The main themes in the poem "The Castaway" are the power of nature, the power of man over nature, and the cyclical nature of life.
Throughout the poem, the natural world is personified. For example, the speaker says that "the surf tires of its castles like a child," and the sand, "Bored, shifts its dunes." Personifying nature in this way emphasizes its power. It's as if the natural world has a will of its own and can be emotionally volatile just like a person might be.
However powerful the natural world might be, the speaker in the poem seems to derive pleasure from exercising power, albeit temporary and futile, over nature. For example, the speaker cracks a sea-louse and in doing so considers himself "Godlike, annihilating godhead." This is in direct contrast to the speaker's appreciation, elsewhere in the poem, of the harmony and interdependency that exists between man and the natural world. In the seventh stanza, for example, the speaker, in a meditative mood, reflects that all people "end in earth, from earth began."

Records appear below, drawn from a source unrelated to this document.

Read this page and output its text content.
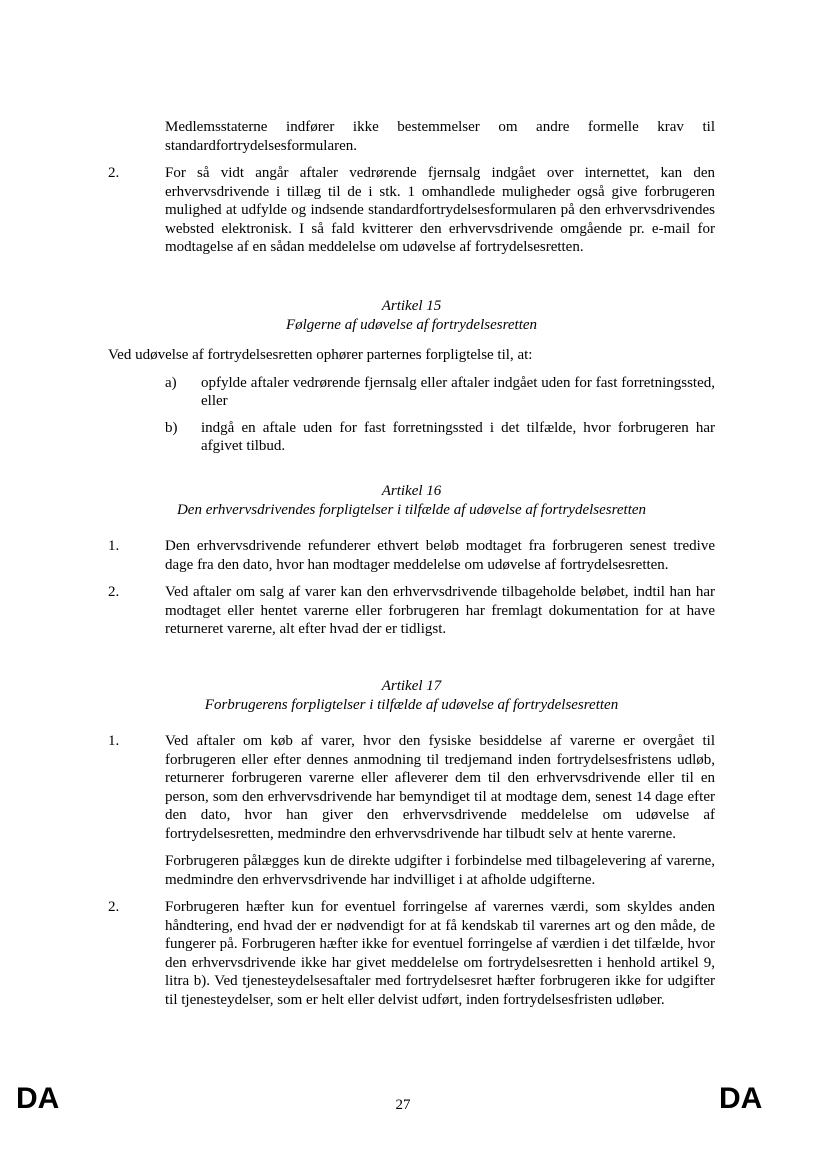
Medlemsstaterne indfører ikke bestemmelser om andre formelle krav til standardfortrydelsesformularen.
2.	For så vidt angår aftaler vedrørende fjernsalg indgået over internettet, kan den erhvervsdrivende i tillæg til de i stk. 1 omhandlede muligheder også give forbrugeren mulighed at udfylde og indsende standardfortrydelsesformularen på den erhvervsdrivendes websted elektronisk. I så fald kvitterer den erhvervsdrivende omgående pr. e-mail for modtagelse af en sådan meddelelse om udøvelse af fortrydelsesretten.

Artikel 15

Følgerne af udøvelse af fortrydelsesretten

Ved udøvelse af fortrydelsesretten ophører parternes forpligtelse til, at:
a)	opfylde aftaler vedrørende fjernsalg eller aftaler indgået uden for fast forretningssted, eller
b)	indgå en aftale uden for fast forretningssted i det tilfælde, hvor forbrugeren har afgivet tilbud.

Artikel 16

Den erhvervsdrivendes forpligtelser i tilfælde af udøvelse af fortrydelsesretten

1.	Den erhvervsdrivende refunderer ethvert beløb modtaget fra forbrugeren senest tredive dage fra den dato, hvor han modtager meddelelse om udøvelse af fortrydelsesretten.
2.	Ved aftaler om salg af varer kan den erhvervsdrivende tilbageholde beløbet, indtil han har modtaget eller hentet varerne eller forbrugeren har fremlagt dokumentation for at have returneret varerne, alt efter hvad der er tidligst.

Artikel 17

Forbrugerens forpligtelser i tilfælde af udøvelse af fortrydelsesretten

1.	Ved aftaler om køb af varer, hvor den fysiske besiddelse af varerne er overgået til forbrugeren eller efter dennes anmodning til tredjemand inden fortrydelsesfristens udløb, returnerer forbrugeren varerne eller afleverer dem til den erhvervsdrivende eller til en person, som den erhvervsdrivende har bemyndiget til at modtage dem, senest 14 dage efter den dato, hvor han giver den erhvervsdrivende meddelelse om udøvelse af fortrydelsesretten, medmindre den erhvervsdrivende har tilbudt selv at hente varerne.
Forbrugeren pålægges kun de direkte udgifter i forbindelse med tilbagelevering af varerne, medmindre den erhvervsdrivende har indvilliget i at afholde udgifterne.
2.	Forbrugeren hæfter kun for eventuel forringelse af varernes værdi, som skyldes anden håndtering, end hvad der er nødvendigt for at få kendskab til varernes art og den måde, de fungerer på. Forbrugeren hæfter ikke for eventuel forringelse af værdien i det tilfælde, hvor den erhvervsdrivende ikke har givet meddelelse om fortrydelsesretten i henhold artikel 9, litra b). Ved tjenesteydelsesaftaler med fortrydelsesret hæfter forbrugeren ikke for udgifter til tjenesteydelser, som er helt eller delvist udført, inden fortrydelsesfristen udløber.
DA	27	DA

Overall, however, it seems as if the speaker has a rather hostile attitude toward the natural world. The speaker describes "the rage with which the sandfly's head is filled," "the dog's faeces" drying in the sun, and, tellingly, the "ripe brain rotting like a yellow nut." This last quotation perhaps indicates why the speaker seems to have a negative attitude toward the natural world. The natural world, with its indifference towards decay and death, perhaps reminds the speaker that he too must decay and die. His brain must inevitably rot, just as everything within nature must, and nature will be as indifferent to the speaker's death as it is toward every other death.